J'allais récupérer mes affaires. Une nouvelle enveloppe m'attendait sur mon bureau. Je ne l'ouvris pas. Je connaissais déjà son contenu.
Je rentrai la tête basse. Le ciel au-dessus de moi, d'un bleu azuré, contrastait avec mon état d'esprit. J'avais envie de rentrer, de me mettre sous une couette pour ne plus sortir du lit. Je ressentis une brûlure dans mon cœur. Maintenant que je venais de décider de vivre dans mon pays, il me fallait le quitter. Après des années passées à faire valoir nos droits de citoyens français, on nous conformait à une image unique. Quel gâchis ! Quelle tristesse...Secouant la tête pour reprendre mes esprits, je n'avais pas le temps d'être triste. Il me fallait garder la tête froide. Mon choix était déjà fait. Si Hélène avait raison, évidemment que la France deviendrait un cauchemar pour les gens comme nous. Il était hors de question que je laisse Noori grandir dans un tel environnement. Je devais être encore plus forte, la protéger.
Je retrouvai Maman et Noori à la maison. Je ne voulais pas pleurer devant mon enfant, je m'assis comme pour jouer avec elle, mais elle remarqua immédiatement que quelque chose n'allait pas. Avec ses petits bras, elle prit ma tête et l'embrassa avec toute la force dont elle était capable .

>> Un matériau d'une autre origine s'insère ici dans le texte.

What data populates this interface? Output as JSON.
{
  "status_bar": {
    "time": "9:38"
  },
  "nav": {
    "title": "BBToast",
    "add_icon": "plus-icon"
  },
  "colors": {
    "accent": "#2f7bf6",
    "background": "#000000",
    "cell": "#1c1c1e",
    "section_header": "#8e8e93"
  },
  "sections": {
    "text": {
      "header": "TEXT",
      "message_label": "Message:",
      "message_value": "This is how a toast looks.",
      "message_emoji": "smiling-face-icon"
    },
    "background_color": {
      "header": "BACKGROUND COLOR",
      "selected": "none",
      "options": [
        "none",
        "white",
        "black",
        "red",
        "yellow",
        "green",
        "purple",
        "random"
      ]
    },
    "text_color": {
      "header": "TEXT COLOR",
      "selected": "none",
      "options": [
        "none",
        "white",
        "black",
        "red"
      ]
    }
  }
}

— Pas triste, Maman. Noori câlin.

Je ne put retenir mes larmes plus longtemps. Elles tracèrent leur chemin sur mes joues. Je la serrais fort dans mes bras.

— Merci mon bébé. Tu me fais du bien.

Maman, qui avait remarqué que quelque chose clochait, se leva sans un mot pour me préparer une infusion. Je me mis à bercer Noori qui continuait de me câliner. Elle finit par s'endormir. Une fois Noori posée dans son lit, je retournais au salon. Je demandais à Maman de patienter un peu. Je n'étais pas sûre d'avoir le courage d'annoncer deux fois ce qui m'avait mise dans cet état. Je buvais mon thé à petites gorgées, appréciant la chaleur qui se dégageait de la tasse.
C'est à ce moment que Luyu passa le pas de la porte. Je les installai sur le canapé et commençai le récit de ma soirée. Ils ne m'interrompirent pas. Je vis leur visage s'assombrir au fur et à mesure que je donnais le peu d'explications en ma possession. Maman, dans son pragmatisme de spécialiste, n'eut pas l'air surprise, juste en colère. Elle avait vécu dans les années, 2010-2020, les violents mouvements sociaux et les quelques batailles remportées pour la protection minorités, leur identités, leur religions et leur ethnicités. Sa génération avaient été les témoins de nouveaux systèmes de solidarité créés à partir de ses évènements.